Sans surprise, le dirigeant Sassou remporte les élections le 20 mars 2016 et entame son troisième mandat. Le sentiment de mécontentement gronde dans le pays et la guerre éclate de nouveau au Pool.Charles Zacharie Bowao était son principal opposant.

A l’âge de 59 ans, Charles Zacharie Bowao ausculte avec lucidité les maux de son pays. Cette voix dissidente critique l’inefficacité du gouvernement actuel et accuse le président d’être l’auteur d’un hold up électoral. Des mots forts pour un opposant baillonné par le pouvoir actuel. Privé de passeport et contraint de rester à Brazzaville, Charles Zacharie Bowao prend des risques pour raviver ce qu’il appelle le dialogue inclusif dans un pays morcelé.

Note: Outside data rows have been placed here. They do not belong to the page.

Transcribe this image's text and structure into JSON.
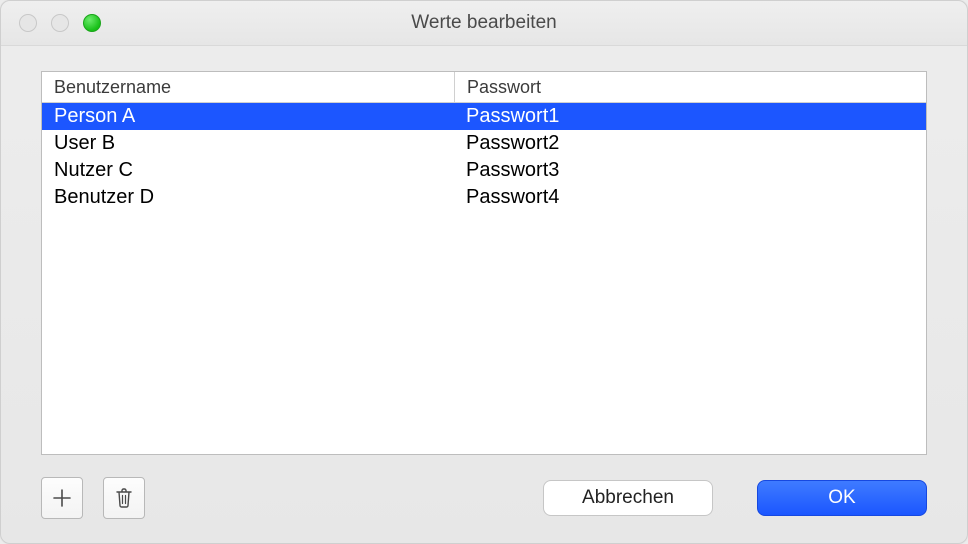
{
  "window": {
    "title": "Werte bearbeiten"
  },
  "table": {
    "columns": {
      "user": "Benutzername",
      "pass": "Passwort"
    },
    "rows": [
      {
        "user": "Person A",
        "pass": "Passwort1",
        "selected": true
      },
      {
        "user": "User B",
        "pass": "Passwort2",
        "selected": false
      },
      {
        "user": "Nutzer C",
        "pass": "Passwort3",
        "selected": false
      },
      {
        "user": "Benutzer D",
        "pass": "Passwort4",
        "selected": false
      }
    ]
  },
  "footer": {
    "add_label": "+",
    "cancel_label": "Abbrechen",
    "ok_label": "OK"
  },
  "colors": {
    "selection": "#1c56ff",
    "primary": "#1b56ff"
  }
}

Voici son entretien avec Mondafrique.

Mondafrique. Les éléctions sénatoriales du 31 août dernier ont largement conforté la position du Parti congolais du travail (PCT), le mouvement politique du président Denis Sassou Nguesso. Pourquoi ne pas avoir participé à ce suffrage ?

Tout d’abord, pour une raison éthique. Comment participer à ces élections alors que le département du Pool est en train d’être bombardé ? La situation du Pool s’apparente à une guerre politique. Pour moi, elle représente une atteinte à la cohésion républicaine. Que ce soient les législatives ou les sénatoriales, ce sont de fausses élections. Nous avons donc appelé au boycott qui a été très suivi. Ces élections ne sont que la suite logique du coup d’Etat.

Mondafrique. Un coup d’Etat rendu possible grâce au changement de la constitution opéré le 25 octobre 2015 contre lequel vous vous opposiez. Quelles sont les conséquences aujourd’hui de cette modification ?

Son but était de faire évoluer les institutions mais nous considérons, avec beaucoup de tristesse, qu’il n’y a aucune amélioration constitutionnelle en dehors du maintien au pouvoir du président Denis Sassou Nguesso. La nouvelle constitution a rendu possible un hold up électoral. En effet, les élements en notre possession affirment que le président a perdu les élections du 20 mars 2016. Denis Sassou Nguesso a fait confirmer par la Cour constitutionnelle des résultats qui ne correspondaient pas à la réalité. Les Congolais le savent. Le ministre de l’Intérieur a divulgué les résultats trois ou quatre jours après les élections, aux alentours de 2 h du matin. Ensuite, la Cour constitutionnelle s’est réunie, encerclée par les militaires, pour proclamer les résultats. C’était le 4 avril 2016.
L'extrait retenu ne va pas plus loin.